Influxdb integral() function

barneyd · March 21, 2021, 3:20pm

I’m trying to sum up on time for a switch. As ON=1 and OFF=0, the total on time should be the inegral (area under the graph).

This is my data for the last 24hrs using this query

SELECT value FROM "openhab_db"."autogen"."Oculus" WHERE time >= now()-1d

If I now try to integrate it with this query:

SELECT integral(value,1h) FROM "openhab_db"."autogen"."Oculus" WHERE time >= now()-1d

I get 10.60 hours:

However, if I calculate it manually, it totals 6.14 hours. I have confirmed this by downloading the data as elapsed time between points and summing up all of the “on” times.

I can’t see why the integral function isn’t giving me the total on time.

Going forward, I’d like to use a similar process to sum up energy use by integrating the area under an instantaneous usage graph, possibly in that case with interpolation but I don’t want to do that until I’ve got the simple on/off version working the way I expect.

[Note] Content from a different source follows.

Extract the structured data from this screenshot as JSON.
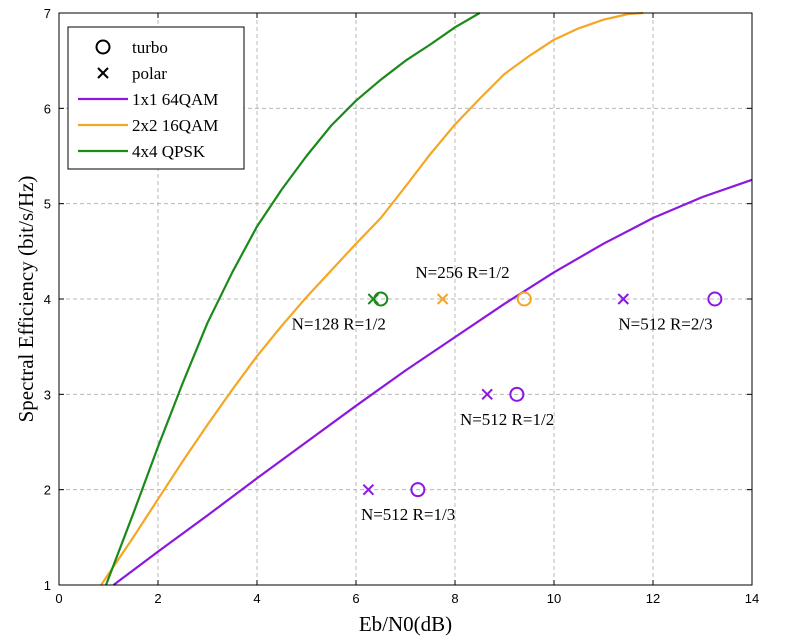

BobMiles · March 21, 2021, 4:33pm

Hi,
that’s interesting… I have been thinking about your problem for a while, but here are so questions for you:
When are your item states persisted? EveryChange I suppose? What lies before 15:39? Could it be that the time before your first timestamp is counted into the integral (e. g. now-1d until 15:39)?

barneyd · March 21, 2021, 6:02pm

Thanks for the response. Yes, every change:

 Oculus: strategy = everyChange

The previous entry is a value 0 at 10:13:32
Prior to that is another 0 at 08:41:19 the previous day. Usually the values alternate between 0 and 1 but there are a couple of 0 entries due to reboots.

I assume that the integral function evaluates the value at the start of the query interval so it can properly calculate the area, rather than just starting from the first data point within the range. The query response is timestamped at the start time of the query period (even if the end time isn’t now).

I have another example where the integrated time is lower than I’d expect:

(~4h 25min) integrating to

2.73 hours isn’t the sum of the on times, it isn’t either of the on times and the difference between the actual and expected values doesn’t relate to the time between the query start and the first entry, nor the last entry and the query end.

pacive · March 21, 2021, 7:22pm

I think that influxdb tries to connect the points with straight lines before calculating the integral, so the value between each point that is different from the previous will always be (time between points) * 0,5.

In your example the time difference between the first point and the last is 21.2h, and 21.2 * 0,5 = 10.6

barneyd · March 21, 2021, 8:28pm

Your answer makes sense in that it works for both of my examples but that means integral() as a function is useless.

I could understand if it interpolated between the points in the database and in fact there is an option to enable this (it’s off by default) but why you would ever want to ignore real points in favour of a linear interpolation is beyond me.

If I look at the example, it works the way I expect, so I’m still not quite sure what is going on.

pacive · March 21, 2021, 9:09pm

It does work for most real world applications, where the more general formula would be mean(p1, p2) * time_diff(p1, p2) linear interpolation is in most cases the best one for graphs. Using the value from the previous point all the way up to the next wouldn’t make sense in most cases (think e.g temperatures, water level measurements etc).

pacive · March 21, 2021, 9:32pm

If you just want to get the sum for the last 24h use

SELECT sum(value) / 60 FROM "openhab_db"."autogen"."Oculus" WHERE time >= now()-1d GROUP BY time(1m), fill(previous)

Edit: Perhaps won’t work, might be that it returns points for each minute instead. I did have a similar function previously (calculated power consumption in kWh from a set of kW values) but have migrated to influxdb 2 and flux queries.

barneyd · March 21, 2021, 9:33pm

I see what you mean. I was thinking it was doing mean (p1,p12) * time_diff(p1, p12) in other words only using the first and last points. It fact it is arithmetically the same as interpolating between each of the points because the values are either 1 or 0.

It would still be useful if it extended the integration range to the edges of the time range because the result is unpredictable for an irregular time series.

barneyd · March 21, 2021, 10:04pm

Thanks for trying. Doesn’t seem to be working. Firstly there’s an error message only time() calls allowed in dimensions that disappears when I remove the fil(). The result then is that only the minutes containing a change have a result (either 1 or 0), the rest are NULL.

I could change the persistence strategy to store a result every minute and just sum the values but feels like a waste of storage. Alternatively I could write a rule to process the table of results from the straight (non-aggregating) query but that feels a bit like giving up on something that should be possible.

system · May 2, 2021, 2:04pm

This topic was automatically closed 41 days after the last reply. New replies are no longer allowed.